PerkinElmer has debuted an innovative solutions platform for demanding low light level detection applications, called L3D.
The suite of L3D applications solutions contribute to human and environmental health in a range of applications including confocal microscopy, fluorescence and luminescence, molecular/PET imaging, nucleic acid amplification, particle sizing and research and scientific instrumentation.
PerkinElmer's growing range of low light level detection solutions leverages the company's growing range of photon detection technologies and products including avalanche photodiodes (APDs), single photon counting modules (SPCMs), channel photomultipliers (CPMs), and silicon photomultipliers (SiPMs), ideally suited to demanding clinical diagnostics, molecular imaging and analytical instrumentation needs.
Low level light
L3D highlights include: new short wavelength-enhanced Si-APD - PerkinElmer's APDs are ideal for low light level detection applications. Our newest large area short wavelength-enhanced Si-APD is intended for use in demanding molecular imaging and fluorescence detection applications; gigahertz photon detection module (GPDM) - designed for analytical and clinical diagnostic applications under low light level conditions.

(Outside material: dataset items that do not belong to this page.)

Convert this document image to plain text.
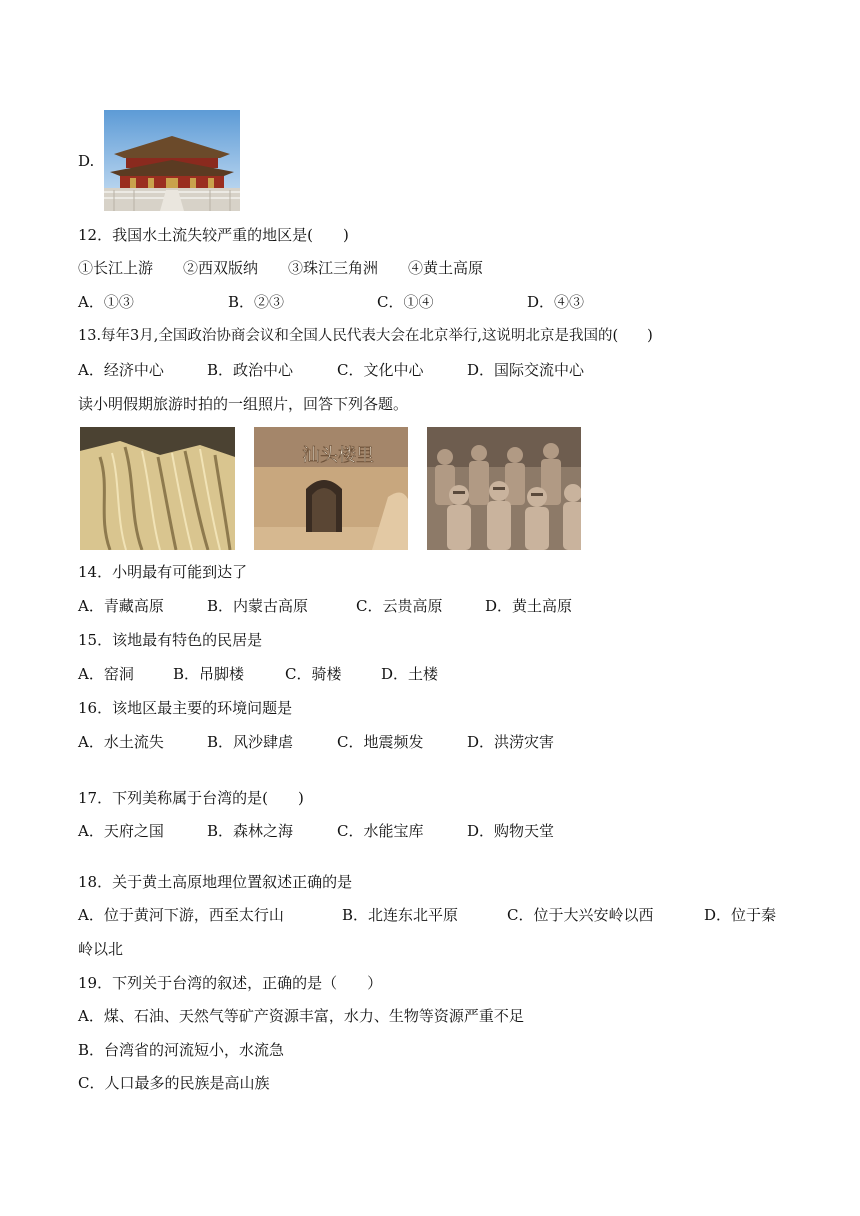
D.
12．我国水土流失较严重的地区是(　　)
①长江上游　　②西双版纳　　③珠江三角洲　　④黄土高原
A．①③	B．②③	C．①④	D．④③
13.每年3月,全国政治协商会议和全国人民代表大会在北京举行,这说明北京是我国的(　　)
A．经济中心	B．政治中心	C．文化中心	D．国际交流中心
读小明假期旅游时拍的一组照片，回答下列各题。
汕头楼里
14．小明最有可能到达了
A．青藏高原	B．内蒙古高原	C．云贵高原	D．黄土高原
15．该地最有特色的民居是
A．窑洞	B．吊脚楼	C．骑楼	D．土楼
16．该地区最主要的环境问题是
A．水土流失	B．风沙肆虐	C．地震频发	D．洪涝灾害
17．下列美称属于台湾的是(　　)
A．天府之国	B．森林之海	C．水能宝库	D．购物天堂
18．关于黄土高原地理位置叙述正确的是
A．位于黄河下游，西至太行山	B．北连东北平原	C．位于大兴安岭以西	D．位于秦
岭以北
19．下列关于台湾的叙述，正确的是（　　）
A．煤、石油、天然气等矿产资源丰富，水力、生物等资源严重不足
B．台湾省的河流短小，水流急
C．人口最多的民族是高山族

The new GPDM delivers the highest dynamic range available in a single operating mode and very low noise; single photon counting modules (SPCMs) - the company says its cutting-edge SPCMs deliver high photon detection efficiencies (PDE) and very low dark noise for confocal microscopy, particle sizing and time-correlated single photon counting (TCSPC) applications; and silicon photomultipliers (SiPMs) - PerkinElmer recently entered into an exclusive agreement with Max Planck Innovation for the licensing of its ultra-fast, low cross-talk SiPM technology. The technology offers record-setting PDE and ultra-short response time. SiPMs offer OEMs a solid state alternative to traditional PMTs in terms of sensitivity and cost.
High content screening
Meanwhile, Molecular Devices' ImageXpress Micro Widefield High Content Screening System is said to offer the ultimate combination of speed and flexibility in a turnkey solution that streamlines research and drug discovery in a fully integrated high content screening environment.
Built on over 10 years of automated imaging experience, the ImageXpress Micro System captures research-quality images with what the company says is the widest range (1-100x) of objective lenses available in an HCS system, enabling users to work at the resolution appropriate for their biology, including small organism, cellular events, or intracellular events. The system's best-in-class 100 nm resolution stages precisely locate and identify sub-cellular features, ensuring excellent X, Y, and Z positioning to simplify tracing individual cells during multi-day time-lapse experiments or mapping neuronal outgrowth across multiple tiled images.
Cellular analysis is made easy with the setup wizard that allows any user in the laboratory to acquire and process preconfigured experiments through an intuitive interface.
Industry-leading stage and focus control, coupled with a high-speed laser autofocus option, make the ImageXpress Micro System the fastest, most precise automated CCD imaging station available.
Combined with mature software, the custom designed ImageXpress Micro Instrument outperforms automated microscopes built from off-the-shelf components, providing a robust high content screening (HCS) platform to address both research and drug discovery applications.